聂平说不上来此时他的感受,往事现事交杂在一起,他捂着脸哭起来。
以前是他不好,他做尽了坏事,没想到他的女儿在多年后回来找到他,告诉他所有往事她都既往不咎,还希望他们能一直生活在一起。很好,他就是现在死了,这辈子都圆满了。
一旁的李想递过来纸巾,聂兰也没顾自己脸上一片污泞,跪直了身子帮聂平擦脸。
她小声道:“爸爸,从前我就希望你能好好跟我说话,而现在我还能帮你擦眼泪,这是多好的事情啊。所以说,你不要介怀以前了,跟我们一起往未来走,我会让你的下半辈子过得很好。”
聂平笑了,一双发红的眼睛温柔地看着她,他道:“好,我们一家人。”
敲定了明天离开的细节,聂兰开始打扫屋子,看看还需要带些什么走。李想摸出来手机,给聂斐发了个消息。
很快就有了回信。
——好,你们回来路上一切小心,注意安全。
他再看看自己发出去的那条消息,说的是让聂斐办完了事后不要把户口本寄回来,他们会和聂兰父亲一起回c市。
他微微笑了,抬起头时却发现聂平在发呆,他望着大门的方向不知道在想什么。
这时,有人声熙熙攘攘而来,夹杂着几句叫骂,很快就到了他们门前。
他不放心地站起来,聂平却挡住了他的路。他自己去看看情况。
“聂平,你出来!”
正巧聂平打开门,迎面就看到打头一个猥琐的男人朝路边吐了口痰,穿着廉价的花衬衫眼神很邪气。
“聂长根,你找我干嘛?”
如果他没看错的话,方才他打水时候也看到了这个人,看他身后一溜的人,最后面还跟着几个小孩子,聂平皱了皱眉。

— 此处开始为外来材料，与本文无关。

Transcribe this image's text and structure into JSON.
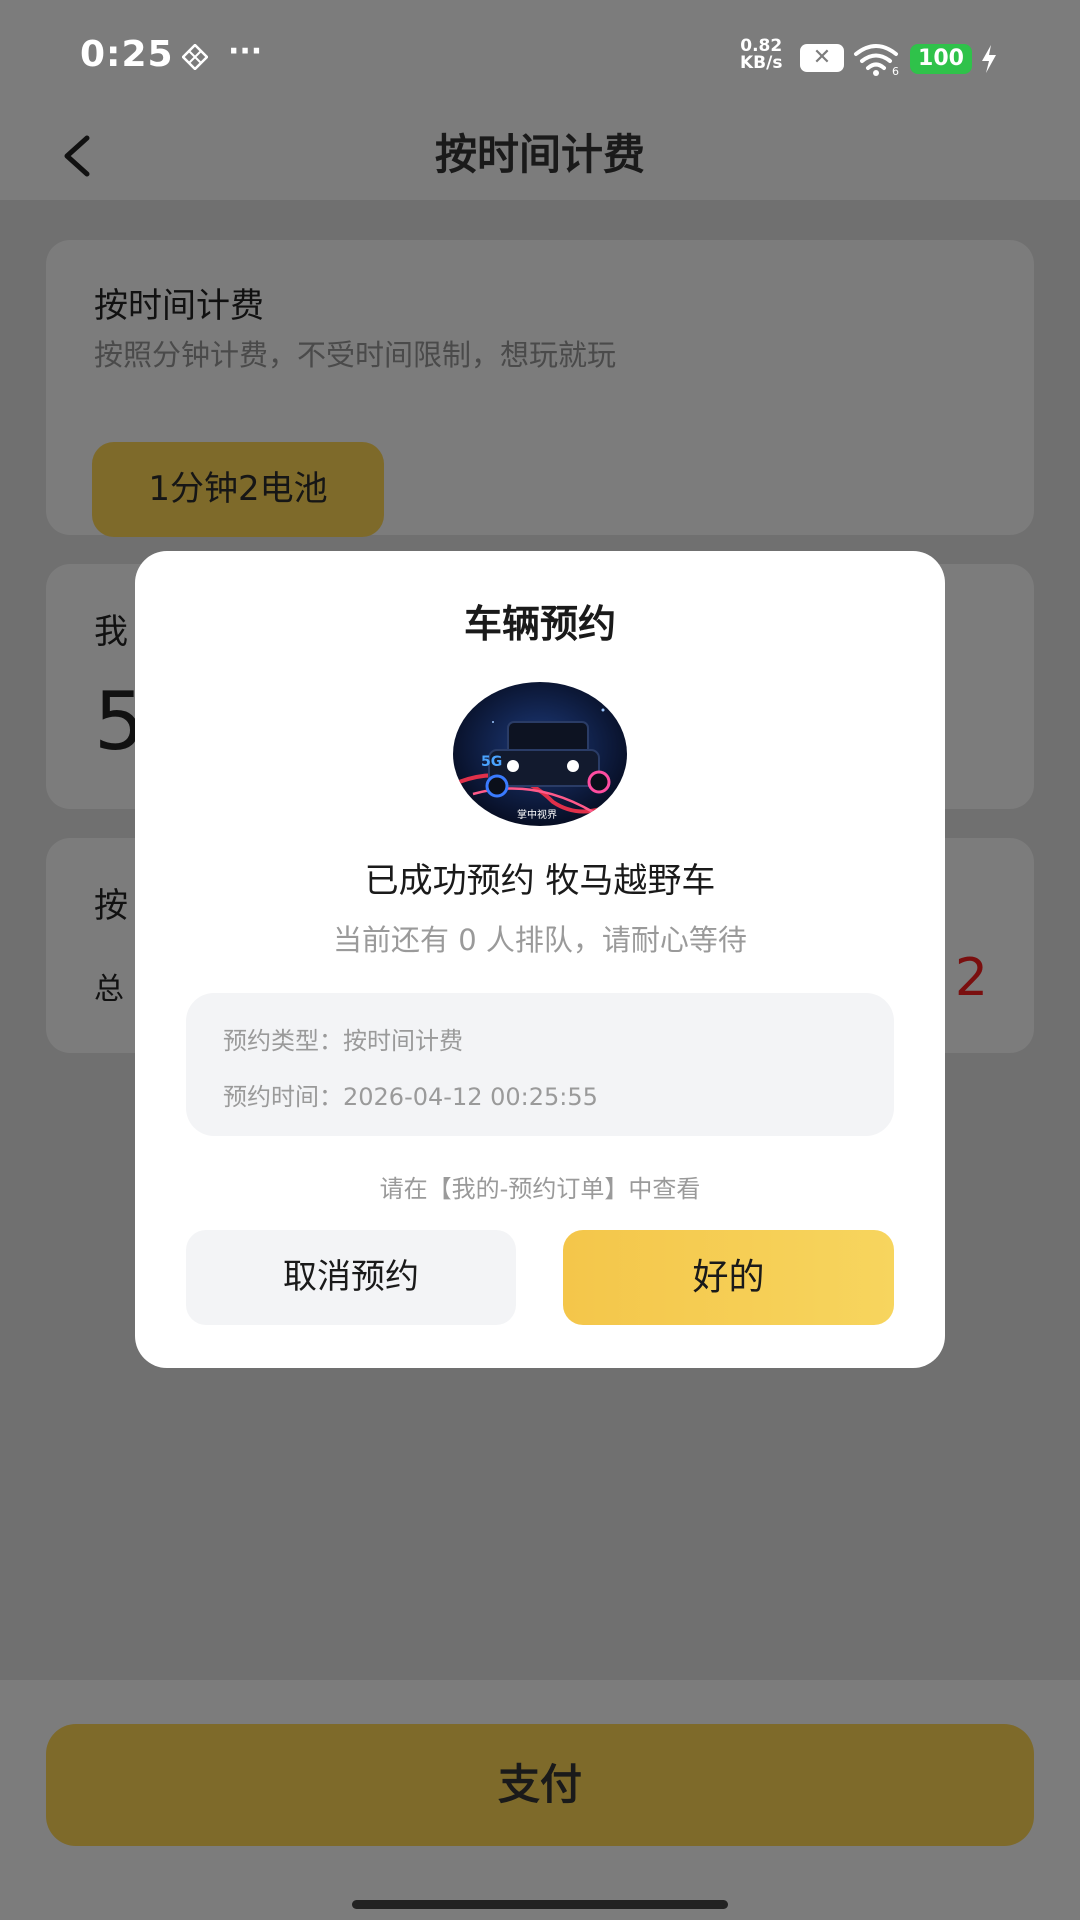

聂长根似乎是一口痰没吐完,喉咙里发出沉闷的喝喝声。听上去难听地很。
“听说你女儿回来了。叫她出来看看嘛。当年一声不响地走人,现在又一声不响地回来,是不是做了什么亏心事啊?”
后边有几个男人大笑,粗噶的声音在黑夜里多添几分渗人。
李想在屋内也听到了这些话。他担心聂平被欺负。也走了出来。浅蓝色针织毛衣搭配米色长裤。温和俊秀得不像本地人,像是个在城里娇生惯养的少爷。
有人嗤笑道:“这是谁?穿的娘里娘气的,还挺小白脸儿!”
又是一阵笑。李想不动声色,连眉眼也没有动。
聂平往前一步,沉声道:“你们到底是为了什么来的?找麻烦么?我们哪里招惹了你们?”
聂长根终于吐完了那口痰,哈哈笑了两声,伸手想拍聂平的肩膀,被聂平一让,他准备的话也说不出口了。
“我们来是想你给我们一个交代。当年明明说好了把聂兰嫁给张老爷,为什么最后你放跑了她?收了钱又退钱,当别人都是傻的么?”
聂平真想吐他一脸:你看起来就是个傻的,难道你不傻么?
他站直了身子,佝偻的背挺直起来身高也超过了一米七五。
“当年的事我们当年都说清楚了。小兰出去外面打工,我也退了礼金和礼物,张老爷不是也说不追究了么?你们事后算账有意思么?”
聂长根“呸”了声,喉间又开始咕噜噜作响,聂平觉得很恶心。
“怎么着?那你觉得什么叫有意思?你们和张老爷这门亲事我们说了多久啊?你就轻飘飘一句退婚就想摆平我?老子不干!去,把聂兰叫出来,正巧张老爷到现在还没娶老婆,这次她想跑也跑不了!”
聂平一下子气血就涌上了头,他愤怒地把台阶一拦,挡住了一个要上来的人。
“你们给我滚回去!哪里有你们这样的无赖!我都跟张老爷说好了婚事不作数的,你们还想霸占我女儿!给我趁早滚蛋!”
有人幽幽出声:“聂平,你这样做可就不厚道了。五年前我们花了多少口水帮你说成跟张老爷的亲事的,你还这么不识抬举,那我们的努力都白费了?”
这话说得,好像他聂平卖女求荣一样!明明不是这样的,媒婆当时和村里人都在说张老爷怎么怎么好,有钱人品也好,他受不了撺掇便同意了跟张老爷的婚事。结果聂兰反抗,他就越要把聂兰嫁过去,要是聂兰当时跟他哭闹他一定会当场放弃,但聂兰的倔强激怒了他。
聂长根附和道:“是啊是啊,我们费了多少口舌?没有功劳也有苦劳啊。”
小孩子扯着母亲在后边问:“妈妈妈妈,张老爷是不是就是隔壁村上的那个老爷爷啊?”
她母亲把她抱起来,小声道:“嘘!就是上次那个凶你的老头子!”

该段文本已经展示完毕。